The combination of "death, horror, sex and property" has given the incident that extra edge over any other incident that has ever happened in the city, said sociologist Prasanta Ray.

"When there is not much excitement elsewhere, this is a kind of godsend and the site of a tragedy has become the scene of merry-making," Ray rued.

As a result, at 6am on Monday, the house had 25-odd visitors, all morning walkers. They were enjoying their morning cuppa and cracking jokes about how the family had lived and died.

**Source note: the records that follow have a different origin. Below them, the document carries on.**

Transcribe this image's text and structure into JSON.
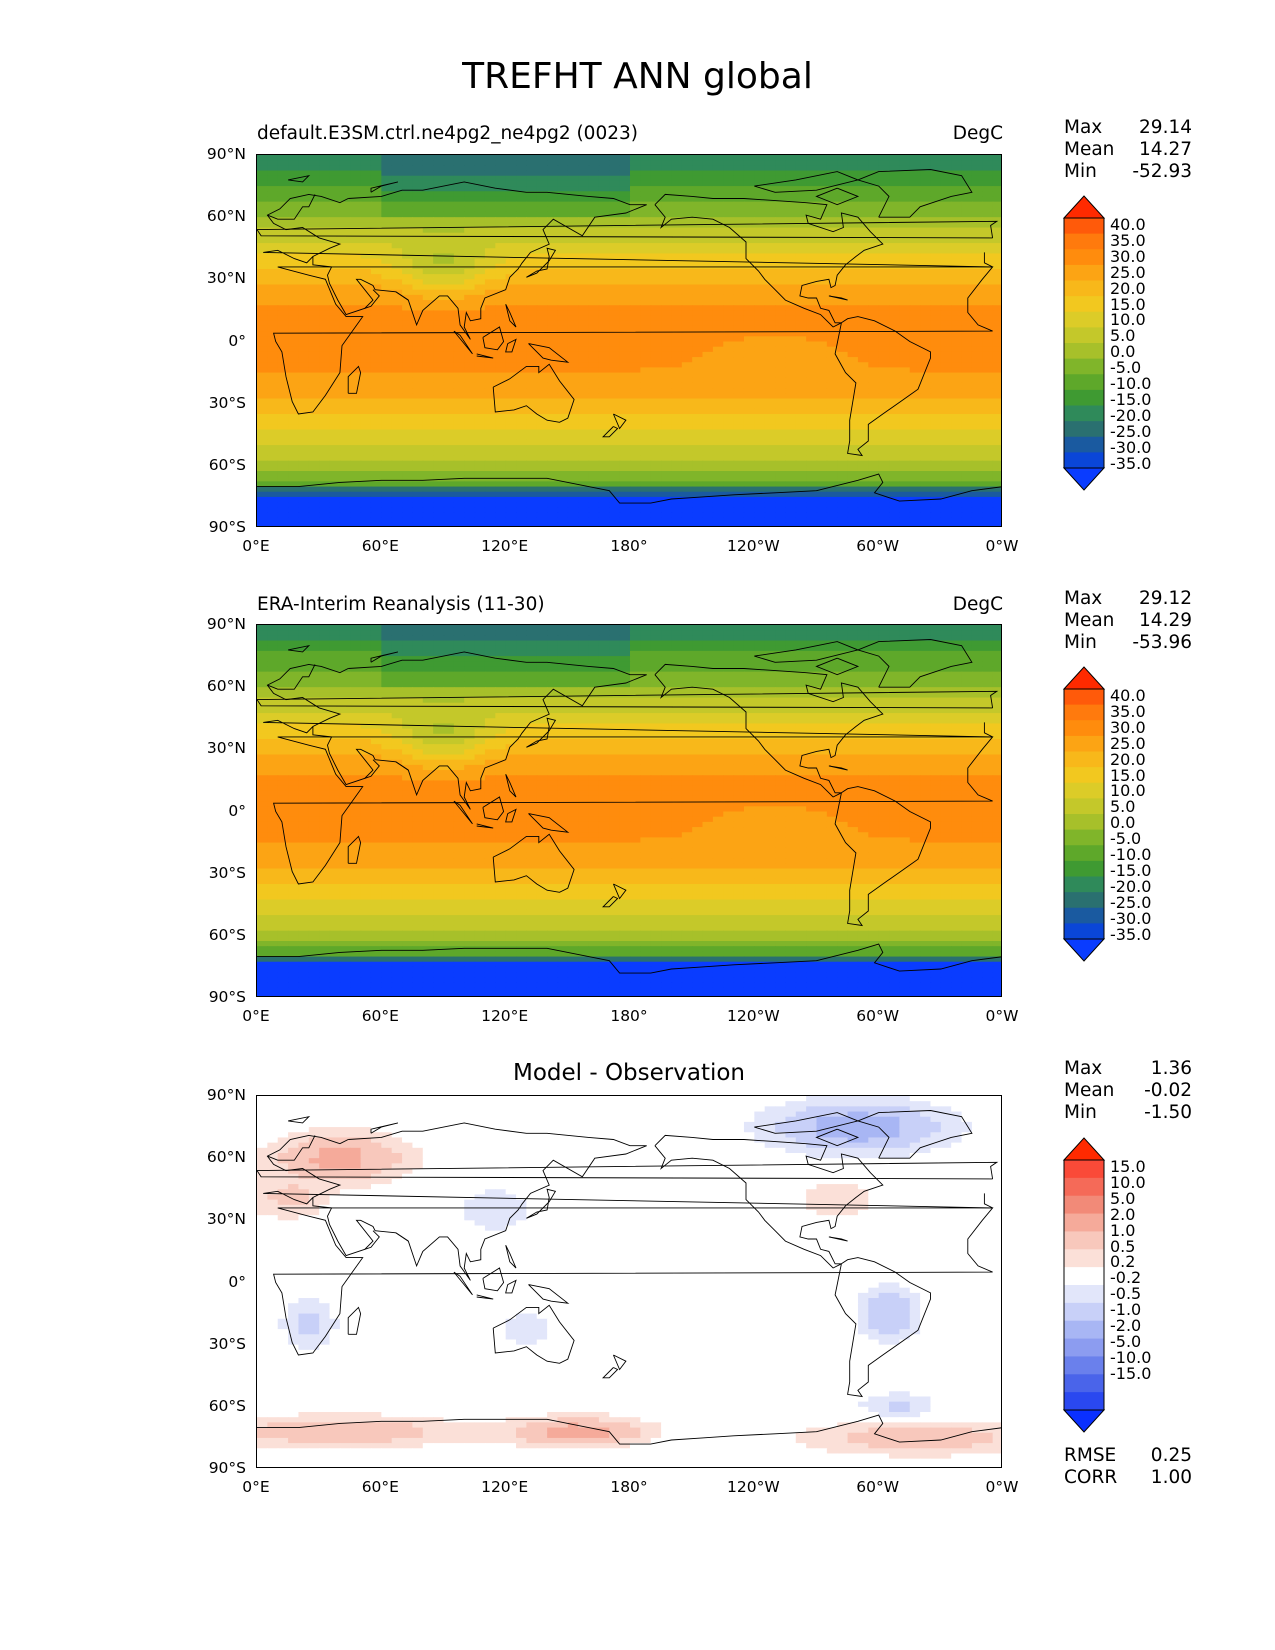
{
  "figure": {
    "title": "TREFHT ANN global"
  },
  "axes": {
    "yticks": [
      "90°N",
      "60°N",
      "30°N",
      "0°",
      "30°S",
      "60°S",
      "90°S"
    ],
    "xticks": [
      "0°E",
      "60°E",
      "120°E",
      "180°",
      "120°W",
      "60°W",
      "0°W"
    ]
  },
  "panels": [
    {
      "title_left": "default.E3SM.ctrl.ne4pg2_ne4pg2 (0023)",
      "title_right": "DegC",
      "stats": {
        "max_label": "Max",
        "max": "29.14",
        "mean_label": "Mean",
        "mean": "14.27",
        "min_label": "Min",
        "min": "-52.93"
      }
    },
    {
      "title_left": "ERA-Interim Reanalysis (11-30)",
      "title_right": "DegC",
      "stats": {
        "max_label": "Max",
        "max": "29.12",
        "mean_label": "Mean",
        "mean": "14.29",
        "min_label": "Min",
        "min": "-53.96"
      }
    },
    {
      "title_center": "Model - Observation",
      "stats": {
        "max_label": "Max",
        "max": "1.36",
        "mean_label": "Mean",
        "mean": "-0.02",
        "min_label": "Min",
        "min": "-1.50"
      },
      "metrics": {
        "rmse_label": "RMSE",
        "rmse": "0.25",
        "corr_label": "CORR",
        "corr": "1.00"
      }
    }
  ],
  "colorbars": {
    "temperature": {
      "labels": [
        "40.0",
        "35.0",
        "30.0",
        "25.0",
        "20.0",
        "15.0",
        "10.0",
        "5.0",
        "0.0",
        "-5.0",
        "-10.0",
        "-15.0",
        "-20.0",
        "-25.0",
        "-30.0",
        "-35.0"
      ],
      "colors": [
        "#ff2a00",
        "#ff5a0a",
        "#ff7a0d",
        "#ff8c0d",
        "#fca414",
        "#f8b81a",
        "#f2c81f",
        "#dccc28",
        "#c4c82a",
        "#a7c02a",
        "#80b52a",
        "#5ea82a",
        "#3f9a32",
        "#2f8a5a",
        "#2a7070",
        "#1a5aa0",
        "#0a46d8",
        "#0a3cff"
      ]
    },
    "difference": {
      "labels": [
        "15.0",
        "10.0",
        "5.0",
        "2.0",
        "1.0",
        "0.5",
        "0.2",
        "-0.2",
        "-0.5",
        "-1.0",
        "-2.0",
        "-5.0",
        "-10.0",
        "-15.0"
      ],
      "colors": [
        "#ff2a00",
        "#fa4a38",
        "#f56a58",
        "#f28a78",
        "#f5aa9a",
        "#f8c8bc",
        "#fbe0d8",
        "#ffffff",
        "#e2e6fa",
        "#c8d0f8",
        "#a8b6f4",
        "#8c9cf0",
        "#6a80ec",
        "#4a64ea",
        "#2a48f0",
        "#0a30ff"
      ]
    }
  },
  "chart_data": [
    {
      "type": "heatmap",
      "title": "default.E3SM.ctrl.ne4pg2_ne4pg2 (0023)",
      "units": "DegC",
      "x": [
        "0°E",
        "60°E",
        "120°E",
        "180°",
        "120°W",
        "60°W",
        "0°W"
      ],
      "y": [
        "90°N",
        "60°N",
        "30°N",
        "0°",
        "30°S",
        "60°S",
        "90°S"
      ],
      "zonal_mean_by_latitude": {
        "lat": [
          85,
          75,
          65,
          55,
          45,
          35,
          25,
          15,
          5,
          -5,
          -15,
          -25,
          -35,
          -45,
          -55,
          -62,
          -68,
          -75,
          -85
        ],
        "value": [
          -22,
          -15,
          -8,
          0,
          8,
          15,
          22,
          26,
          27,
          27,
          25,
          21,
          15,
          8,
          2,
          -3,
          -12,
          -30,
          -45
        ]
      },
      "levels": [
        -35,
        -30,
        -25,
        -20,
        -15,
        -10,
        -5,
        0,
        5,
        10,
        15,
        20,
        25,
        30,
        35,
        40
      ],
      "max": 29.14,
      "mean": 14.27,
      "min": -52.93
    },
    {
      "type": "heatmap",
      "title": "ERA-Interim Reanalysis (11-30)",
      "units": "DegC",
      "x": [
        "0°E",
        "60°E",
        "120°E",
        "180°",
        "120°W",
        "60°W",
        "0°W"
      ],
      "y": [
        "90°N",
        "60°N",
        "30°N",
        "0°",
        "30°S",
        "60°S",
        "90°S"
      ],
      "zonal_mean_by_latitude": {
        "lat": [
          85,
          75,
          65,
          55,
          45,
          35,
          25,
          15,
          5,
          -5,
          -15,
          -25,
          -35,
          -45,
          -55,
          -62,
          -68,
          -75,
          -85
        ],
        "value": [
          -21,
          -14,
          -8,
          0,
          8,
          15,
          22,
          26,
          27,
          27,
          25,
          21,
          15,
          8,
          2,
          -4,
          -13,
          -31,
          -46
        ]
      },
      "levels": [
        -35,
        -30,
        -25,
        -20,
        -15,
        -10,
        -5,
        0,
        5,
        10,
        15,
        20,
        25,
        30,
        35,
        40
      ],
      "max": 29.12,
      "mean": 14.29,
      "min": -53.96
    },
    {
      "type": "heatmap",
      "title": "Model - Observation",
      "x": [
        "0°E",
        "60°E",
        "120°E",
        "180°",
        "120°W",
        "60°W",
        "0°W"
      ],
      "y": [
        "90°N",
        "60°N",
        "30°N",
        "0°",
        "30°S",
        "60°S",
        "90°S"
      ],
      "levels": [
        -15,
        -10,
        -5,
        -2,
        -1,
        -0.5,
        -0.2,
        0.2,
        0.5,
        1,
        2,
        5,
        10,
        15
      ],
      "max": 1.36,
      "mean": -0.02,
      "min": -1.5,
      "rmse": 0.25,
      "corr": 1.0
    }
  ]
}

Even around 11.30pm on Sunday, there was a group of 12 onlookers. As a little boy and his father stepped out of the car and entered the premises, the boy clutched his father's leg and said he was scared. The father said "I am there" and took him inside. The flashbulbs popped.

Neuro-psychiatrist Sabyasachi Mitra, one of the first mental health experts to have examined Partho on Thursday, blamed social pressure. The need to announce "I've been there" to the world comes from a sense of not being able to ventilate feelings with friends in a social gathering, like in an open adda, said Mitra.

In this age of social networking where people have fewer friends in real life, it is very important to keep providing fodder that keeps the virtual contacts engaged.

"What is playing out on Robinson Street is a reflection of our society, where people have fewer friends in real life and ventilate their feelings on social media," Mitra said.

He added another social angle - that the victims in this case are from a relatively affluent class. "A scandal in a rich man's house is always a big draw. People sense a scandal in this tragedy."

And nothing sells like a scandal - even at a Puja pandal. So, at 11.30am on Monday, a theme puja organiser from Garia was there with two artists to take a close and careful look at the house.

"We are looking for ideas for our Durga Puja pandal theme. So I have brought the artists along," said the organiser.

So, don't be surprised if Hitchcock House, scary effects and skeletons and all, turns out to be the hottest theme this Puja in the so-called culture capital of the country.